Loss functions MCQ · test your deep learning knowledge
From MSE to cross‑entropy, hinge, Huber and KL divergence – 15 questions covering regression, classification & robust losses.
Loss functions: the compass of neural networks
Loss functions (or cost functions) quantify the difference between predicted and target values. They guide optimisation algorithms to update model parameters. This MCQ covers the most essential loss functions in deep learning, from classic regression losses to modern classification objectives.
Why loss functions matter
The choice of loss function directly impacts what the model learns. For regression, MSE penalises large errors more; for classification, cross‑entropy measures the dissimilarity between true and predicted distributions. Robust losses like Huber reduce sensitivity to outliers.
Core concepts tested
MSE & MAE
Mean Squared Error (L2) : (y - ŷ)² – sensitive to outliers. Mean Absolute Error (L1) : |y - ŷ| – more robust.
Cross‑entropy families
Binary cross‑entropy for binary classification with sigmoid; Categorical cross‑entropy for multi‑class with softmax.
Hinge loss
Used in SVMs and some neural nets for maximum‑margin classification. Typically with 'max-margin' and square‑hinge variants.

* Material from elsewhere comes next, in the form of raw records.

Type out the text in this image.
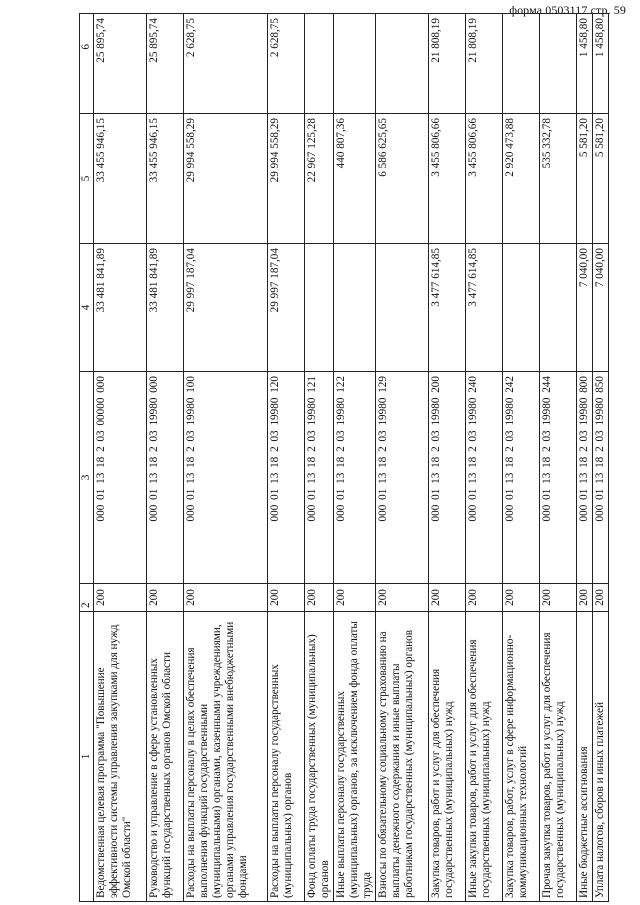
форма 0503117 стр. 59
1	2	3	4	5	6
Ведомственная целевая программа "Повышение эффективности системы управления закупками для нужд Омской области"	200	000 01 13 18 2 03 00000 000	33 481 841,89	33 455 946,15	25 895,74
Руководство и управление в сфере установленных функций государственных органов Омской области	200	000 01 13 18 2 03 19980 000	33 481 841,89	33 455 946,15	25 895,74
Расходы на выплаты персоналу в целях обеспечения выполнения функций государственными (муниципальными) органами, казенными учреждениями, органами управления государственными внебюджетными фондами	200	000 01 13 18 2 03 19980 100	29 997 187,04	29 994 558,29	2 628,75
Расходы на выплаты персоналу государственных (муниципальных) органов	200	000 01 13 18 2 03 19980 120	29 997 187,04	29 994 558,29	2 628,75
Фонд оплаты труда государственных (муниципальных) органов	200	000 01 13 18 2 03 19980 121		22 967 125,28	
Иные выплаты персоналу государственных (муниципальных) органов, за исключением фонда оплаты труда	200	000 01 13 18 2 03 19980 122		440 807,36	
Взносы по обязательному социальному страхованию на выплаты денежного содержания и иные выплаты работникам государственных (муниципальных) органов	200	000 01 13 18 2 03 19980 129		6 586 625,65	
Закупка товаров, работ и услуг для обеспечения государственных (муниципальных) нужд	200	000 01 13 18 2 03 19980 200	3 477 614,85	3 455 806,66	21 808,19
Иные закупки товаров, работ и услуг для обеспечения государственных (муниципальных) нужд	200	000 01 13 18 2 03 19980 240	3 477 614,85	3 455 806,66	21 808,19
Закупка товаров, работ, услуг в сфере информационно-коммуникационных технологий	200	000 01 13 18 2 03 19980 242		2 920 473,88	
Прочая закупка товаров, работ и услуг для обеспечения государственных (муниципальных) нужд	200	000 01 13 18 2 03 19980 244		535 332,78	
Иные бюджетные ассигнования	200	000 01 13 18 2 03 19980 800	7 040,00	5 581,20	1 458,80
Уплата налогов, сборов и иных платежей	200	000 01 13 18 2 03 19980 850	7 040,00	5 581,20	1 458,80
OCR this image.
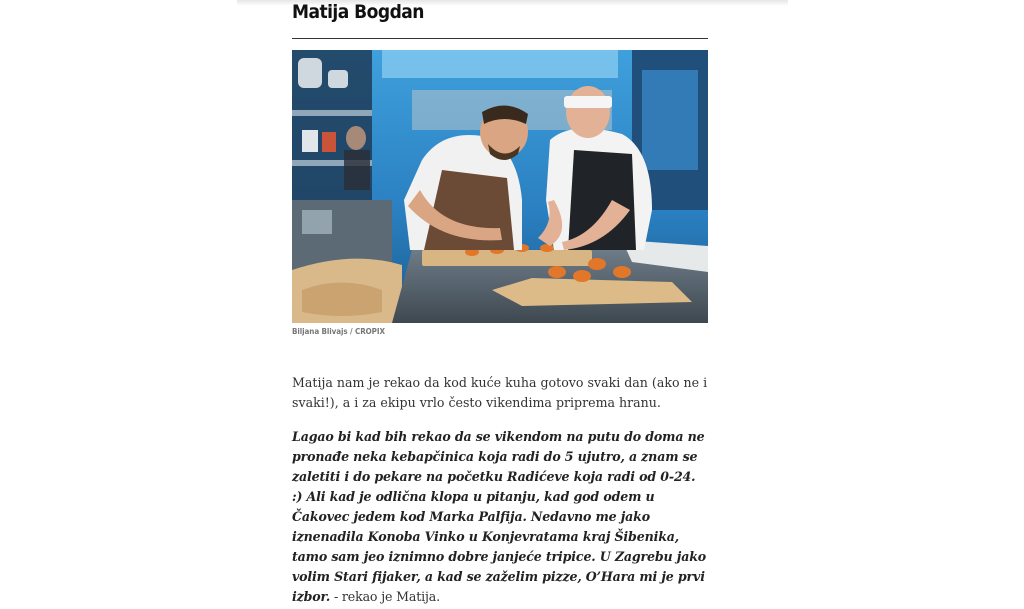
Matija Bogdan
Biljana Blivajs / CROPIX

Matija nam je rekao da kod kuće kuha gotovo svaki dan (ako ne i svaki!), a i za ekipu vrlo često vikendima priprema hranu.

Lagao bi kad bih rekao da se vikendom na putu do doma ne pronađe neka kebapčinica koja radi do 5 ujutro, a znam se zaletiti i do pekare na početku Radićeve koja radi od 0-24. :) Ali kad je odlična klopa u pitanju, kad god odem u Čakovec jedem kod Marka Palfija. Nedavno me jako iznenadila Konoba Vinko u Konjevratama kraj Šibenika, tamo sam jeo iznimno dobre janjeće tripice. U Zagrebu jako volim Stari fijaker, a kad se zaželim pizze, O’Hara mi je prvi izbor. - rekao je Matija.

Kullback‑Leibler divergence
Measures how one probability distribution diverges from another. Often used in VAEs and generative models.
Huber loss
Combines MSE and MAE: quadratic for small errors, linear for large ones. Less sensitive to outliers.
Loss + activation
The output layer activation must match the loss: e.g., sigmoid + binary cross‑entropy, softmax + categorical cross‑entropy.
# Binary cross‑entropy (Python one‑liner) bce = - ( y_true * log(y_pred) + (1 - y_true) * log(1 - y_pred) )
Common interview questions on loss functions
- Why is MSE not ideal for binary classification with sigmoid?
- Explain the difference between categorical cross‑entropy and sparse categorical cross‑entropy.
- What problem does the Huber loss address?
- What is the derivative of the hinge loss?
- When would you use KL divergence over cross‑entropy?